Nearly 74 percent of voters approve of Japan's new era name, Reiwa, to be used for the next emperor's reign from May, while the support rate for Prime Minister Shinzo Abe's Cabinet has risen 9.5 percentage points to 52.8 percent, a Kyodo News survey showed Tuesday.
In the two-day nationwide emergency opinion poll conducted after the new imperial era name was unveiled Monday, 73.7 percent said they liked the name, which the government interprets as "beautiful harmony," while 15.7 percent did not.
Around 85 percent viewed positively the government's choice of a name from a Japanese classic, rather than a Chinese source, for the first time in the history of "gengo" imperial era names, which date back to the 7th century.
Imperial era names, which originated in China, are used in official documents and certificates including drivers' licenses, though the Gregorian calendar is also widely used.
Reiwa, Japan's 248th gengo, is composed of two Chinese characters -- "rei" meaning "good" or "auspicious" and "wa" meaning "harmony" or "peace. But "rei" is more commonly used to denote "command" and some gengo experts were surprised by the use of the character.

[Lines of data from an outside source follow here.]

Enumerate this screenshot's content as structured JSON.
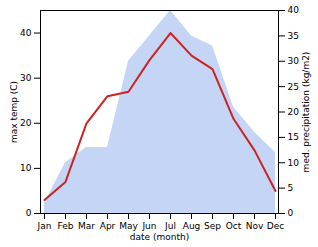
{
  "chart_data": {
    "type": "line",
    "categories": [
      "Jan",
      "Feb",
      "Mar",
      "Apr",
      "May",
      "Jun",
      "Jul",
      "Aug",
      "Sep",
      "Oct",
      "Nov",
      "Dec"
    ],
    "xlabel": "date (month)",
    "ylabel": "max temp (C)",
    "y2label": "med. precipitation (kg/m2)",
    "ylim": [
      0,
      45
    ],
    "yticks": [
      0,
      10,
      20,
      30,
      40
    ],
    "y2lim": [
      0,
      40
    ],
    "y2ticks": [
      0,
      5,
      10,
      15,
      20,
      25,
      30,
      35,
      40
    ],
    "grid": false,
    "series": [
      {
        "type": "area",
        "axis": "y2",
        "color": "#c5d5f5",
        "values": [
          2,
          10,
          13,
          13,
          30,
          35,
          40,
          35,
          33,
          21,
          16,
          12
        ]
      },
      {
        "type": "line",
        "color": "#cc2222",
        "values": [
          3,
          7,
          20,
          26,
          27,
          34,
          40,
          35,
          32,
          21,
          14,
          5
        ]
      }
    ]
  }
}
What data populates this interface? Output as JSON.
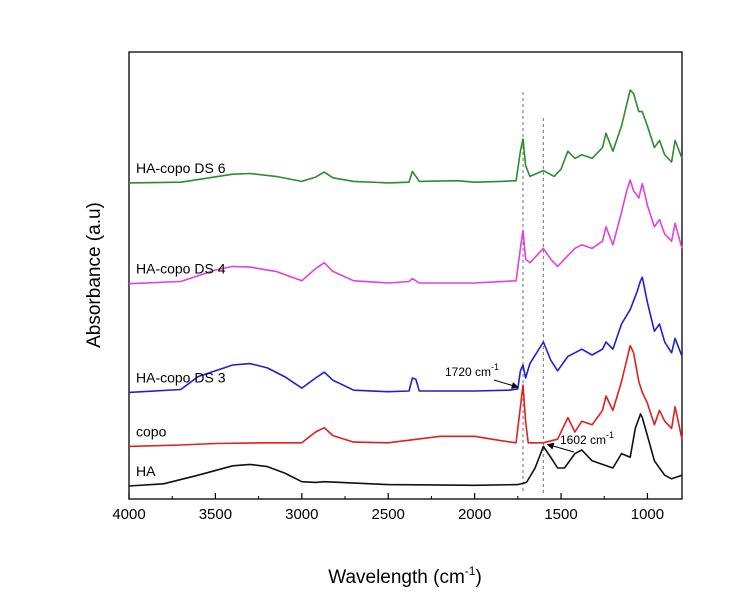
{
  "chart_data": {
    "type": "line",
    "title": "",
    "xlabel": "Wavelength (cm",
    "xlabel_sup": "-1",
    "xlabel_close": ")",
    "ylabel": "Absorbance (a.u)",
    "xlim": [
      4000,
      800
    ],
    "x_reversed": true,
    "x_ticks": [
      4000,
      3500,
      3000,
      2500,
      2000,
      1500,
      1000
    ],
    "y_ticks": "none",
    "grid": false,
    "legend": "inline labels",
    "reference_lines": [
      {
        "x": 1720,
        "style": "dashed",
        "color": "#888888"
      },
      {
        "x": 1602,
        "style": "dashed",
        "color": "#888888"
      }
    ],
    "annotations": [
      {
        "text": "1720 cm",
        "sup": "-1",
        "points_to": 1720,
        "series": "copo"
      },
      {
        "text": "1602 cm",
        "sup": "-1",
        "points_to": 1602,
        "series": "HA"
      }
    ],
    "series": [
      {
        "name": "HA-copo DS 6",
        "color": "#2e8b2e",
        "offset": 4.2,
        "points": [
          [
            4000,
            0.01
          ],
          [
            3700,
            0.02
          ],
          [
            3400,
            0.13
          ],
          [
            3300,
            0.14
          ],
          [
            3150,
            0.1
          ],
          [
            3000,
            0.03
          ],
          [
            2920,
            0.09
          ],
          [
            2870,
            0.16
          ],
          [
            2820,
            0.08
          ],
          [
            2700,
            0.03
          ],
          [
            2500,
            0.01
          ],
          [
            2380,
            0.02
          ],
          [
            2360,
            0.17
          ],
          [
            2340,
            0.1
          ],
          [
            2320,
            0.03
          ],
          [
            2100,
            0.04
          ],
          [
            2000,
            0.02
          ],
          [
            1850,
            0.03
          ],
          [
            1760,
            0.04
          ],
          [
            1735,
            0.45
          ],
          [
            1720,
            0.62
          ],
          [
            1705,
            0.25
          ],
          [
            1680,
            0.1
          ],
          [
            1602,
            0.18
          ],
          [
            1540,
            0.1
          ],
          [
            1500,
            0.2
          ],
          [
            1460,
            0.45
          ],
          [
            1420,
            0.35
          ],
          [
            1380,
            0.4
          ],
          [
            1320,
            0.35
          ],
          [
            1260,
            0.5
          ],
          [
            1240,
            0.7
          ],
          [
            1200,
            0.45
          ],
          [
            1150,
            0.8
          ],
          [
            1120,
            1.1
          ],
          [
            1100,
            1.3
          ],
          [
            1080,
            1.25
          ],
          [
            1050,
            1.0
          ],
          [
            1030,
            1.0
          ],
          [
            1000,
            0.8
          ],
          [
            960,
            0.5
          ],
          [
            930,
            0.6
          ],
          [
            900,
            0.4
          ],
          [
            860,
            0.3
          ],
          [
            840,
            0.6
          ],
          [
            800,
            0.35
          ]
        ]
      },
      {
        "name": "HA-copo DS 4",
        "color": "#e040e0",
        "offset": 2.8,
        "points": [
          [
            4000,
            0.01
          ],
          [
            3700,
            0.04
          ],
          [
            3500,
            0.2
          ],
          [
            3400,
            0.25
          ],
          [
            3300,
            0.24
          ],
          [
            3150,
            0.18
          ],
          [
            3000,
            0.05
          ],
          [
            2920,
            0.22
          ],
          [
            2870,
            0.3
          ],
          [
            2820,
            0.18
          ],
          [
            2700,
            0.05
          ],
          [
            2500,
            0.02
          ],
          [
            2380,
            0.04
          ],
          [
            2360,
            0.08
          ],
          [
            2320,
            0.02
          ],
          [
            2000,
            0.02
          ],
          [
            1760,
            0.05
          ],
          [
            1735,
            0.5
          ],
          [
            1720,
            0.75
          ],
          [
            1705,
            0.35
          ],
          [
            1680,
            0.3
          ],
          [
            1602,
            0.5
          ],
          [
            1560,
            0.35
          ],
          [
            1520,
            0.25
          ],
          [
            1460,
            0.4
          ],
          [
            1420,
            0.5
          ],
          [
            1380,
            0.55
          ],
          [
            1320,
            0.5
          ],
          [
            1260,
            0.6
          ],
          [
            1240,
            0.8
          ],
          [
            1200,
            0.55
          ],
          [
            1150,
            1.0
          ],
          [
            1120,
            1.3
          ],
          [
            1100,
            1.45
          ],
          [
            1080,
            1.3
          ],
          [
            1050,
            1.2
          ],
          [
            1030,
            1.4
          ],
          [
            1000,
            1.1
          ],
          [
            960,
            0.8
          ],
          [
            930,
            0.9
          ],
          [
            900,
            0.7
          ],
          [
            860,
            0.6
          ],
          [
            840,
            0.85
          ],
          [
            800,
            0.5
          ]
        ]
      },
      {
        "name": "HA-copo DS 3",
        "color": "#1f1fd0",
        "offset": 1.3,
        "points": [
          [
            4000,
            0.0
          ],
          [
            3700,
            0.04
          ],
          [
            3600,
            0.22
          ],
          [
            3400,
            0.38
          ],
          [
            3300,
            0.4
          ],
          [
            3200,
            0.34
          ],
          [
            3100,
            0.22
          ],
          [
            3000,
            0.06
          ],
          [
            2920,
            0.2
          ],
          [
            2870,
            0.28
          ],
          [
            2820,
            0.17
          ],
          [
            2700,
            0.03
          ],
          [
            2500,
            0.01
          ],
          [
            2380,
            0.02
          ],
          [
            2360,
            0.2
          ],
          [
            2340,
            0.18
          ],
          [
            2320,
            0.02
          ],
          [
            2000,
            0.02
          ],
          [
            1800,
            0.03
          ],
          [
            1750,
            0.05
          ],
          [
            1735,
            0.3
          ],
          [
            1720,
            0.38
          ],
          [
            1705,
            0.2
          ],
          [
            1680,
            0.4
          ],
          [
            1602,
            0.7
          ],
          [
            1560,
            0.45
          ],
          [
            1520,
            0.3
          ],
          [
            1460,
            0.5
          ],
          [
            1420,
            0.55
          ],
          [
            1380,
            0.6
          ],
          [
            1320,
            0.52
          ],
          [
            1260,
            0.6
          ],
          [
            1240,
            0.7
          ],
          [
            1200,
            0.6
          ],
          [
            1150,
            0.95
          ],
          [
            1100,
            1.15
          ],
          [
            1060,
            1.4
          ],
          [
            1040,
            1.55
          ],
          [
            1030,
            1.6
          ],
          [
            1000,
            1.25
          ],
          [
            960,
            0.85
          ],
          [
            930,
            0.95
          ],
          [
            900,
            0.7
          ],
          [
            860,
            0.55
          ],
          [
            840,
            0.75
          ],
          [
            800,
            0.5
          ]
        ]
      },
      {
        "name": "copo",
        "color": "#e02020",
        "offset": 0.55,
        "points": [
          [
            4000,
            0.0
          ],
          [
            3700,
            0.02
          ],
          [
            3500,
            0.04
          ],
          [
            3200,
            0.05
          ],
          [
            3000,
            0.05
          ],
          [
            2920,
            0.2
          ],
          [
            2870,
            0.26
          ],
          [
            2820,
            0.15
          ],
          [
            2700,
            0.06
          ],
          [
            2500,
            0.05
          ],
          [
            2200,
            0.14
          ],
          [
            2000,
            0.14
          ],
          [
            1850,
            0.08
          ],
          [
            1760,
            0.05
          ],
          [
            1735,
            0.55
          ],
          [
            1720,
            0.85
          ],
          [
            1705,
            0.35
          ],
          [
            1690,
            0.05
          ],
          [
            1602,
            0.05
          ],
          [
            1520,
            0.1
          ],
          [
            1460,
            0.4
          ],
          [
            1420,
            0.2
          ],
          [
            1380,
            0.35
          ],
          [
            1320,
            0.3
          ],
          [
            1260,
            0.5
          ],
          [
            1240,
            0.7
          ],
          [
            1200,
            0.5
          ],
          [
            1150,
            0.9
          ],
          [
            1120,
            1.2
          ],
          [
            1100,
            1.4
          ],
          [
            1080,
            1.3
          ],
          [
            1050,
            0.9
          ],
          [
            1030,
            0.75
          ],
          [
            1000,
            0.6
          ],
          [
            960,
            0.3
          ],
          [
            930,
            0.5
          ],
          [
            900,
            0.35
          ],
          [
            860,
            0.25
          ],
          [
            840,
            0.55
          ],
          [
            800,
            0.1
          ]
        ]
      },
      {
        "name": "HA",
        "color": "#111111",
        "offset": 0,
        "points": [
          [
            4000,
            0.0
          ],
          [
            3800,
            0.03
          ],
          [
            3600,
            0.15
          ],
          [
            3400,
            0.28
          ],
          [
            3300,
            0.3
          ],
          [
            3200,
            0.27
          ],
          [
            3100,
            0.18
          ],
          [
            3000,
            0.06
          ],
          [
            2920,
            0.05
          ],
          [
            2870,
            0.06
          ],
          [
            2500,
            0.02
          ],
          [
            2000,
            0.01
          ],
          [
            1750,
            0.02
          ],
          [
            1700,
            0.05
          ],
          [
            1650,
            0.25
          ],
          [
            1602,
            0.55
          ],
          [
            1560,
            0.4
          ],
          [
            1520,
            0.25
          ],
          [
            1480,
            0.25
          ],
          [
            1420,
            0.45
          ],
          [
            1380,
            0.5
          ],
          [
            1320,
            0.35
          ],
          [
            1260,
            0.3
          ],
          [
            1200,
            0.25
          ],
          [
            1150,
            0.45
          ],
          [
            1100,
            0.4
          ],
          [
            1070,
            0.8
          ],
          [
            1040,
            1.0
          ],
          [
            1030,
            0.95
          ],
          [
            1000,
            0.7
          ],
          [
            960,
            0.35
          ],
          [
            930,
            0.25
          ],
          [
            900,
            0.15
          ],
          [
            860,
            0.1
          ],
          [
            800,
            0.15
          ]
        ]
      }
    ]
  }
}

Among the respondents who liked Reiwa, 35.6 percent said it suits the "new age" and 35.5 percent liked how it sounds. Among those who did not like the name, 42.1 percent they did not like the Chinese characters of which it is composed and 38.0 percent said they did not like how it sounds.
Asked whether they would prefer to use the new gengo or the Gregorian calendar on a daily basis and at work, 45.1 percent said they want to use both, 34.0 percent chose the Gregorian calendar and 18.8 percent preferred the gengo era calendar.
Abe, who held a press conference and appeared on TV programs to explain the new era name, saw his Cabinet's support rate rise from 43.3 percent in the previous survey conducted in March.
The disapproval rate stood at 32.4 percent, down from 40.9 percent.
Around 54 percent of those surveyed, meanwhile, said they opposed the Liberal Democratic Party changing its rule to allow Abe to serve another term as party president after his third term expires in September 2021.
The issue emerged last month after some party heavyweights hinted at the possibility, but the prime minister said he will not seek another term.
The survey covered 745 randomly selected households with eligible voters as well as 1,232 mobile phone numbers, obtaining responses from 521 and 519 people, respectively.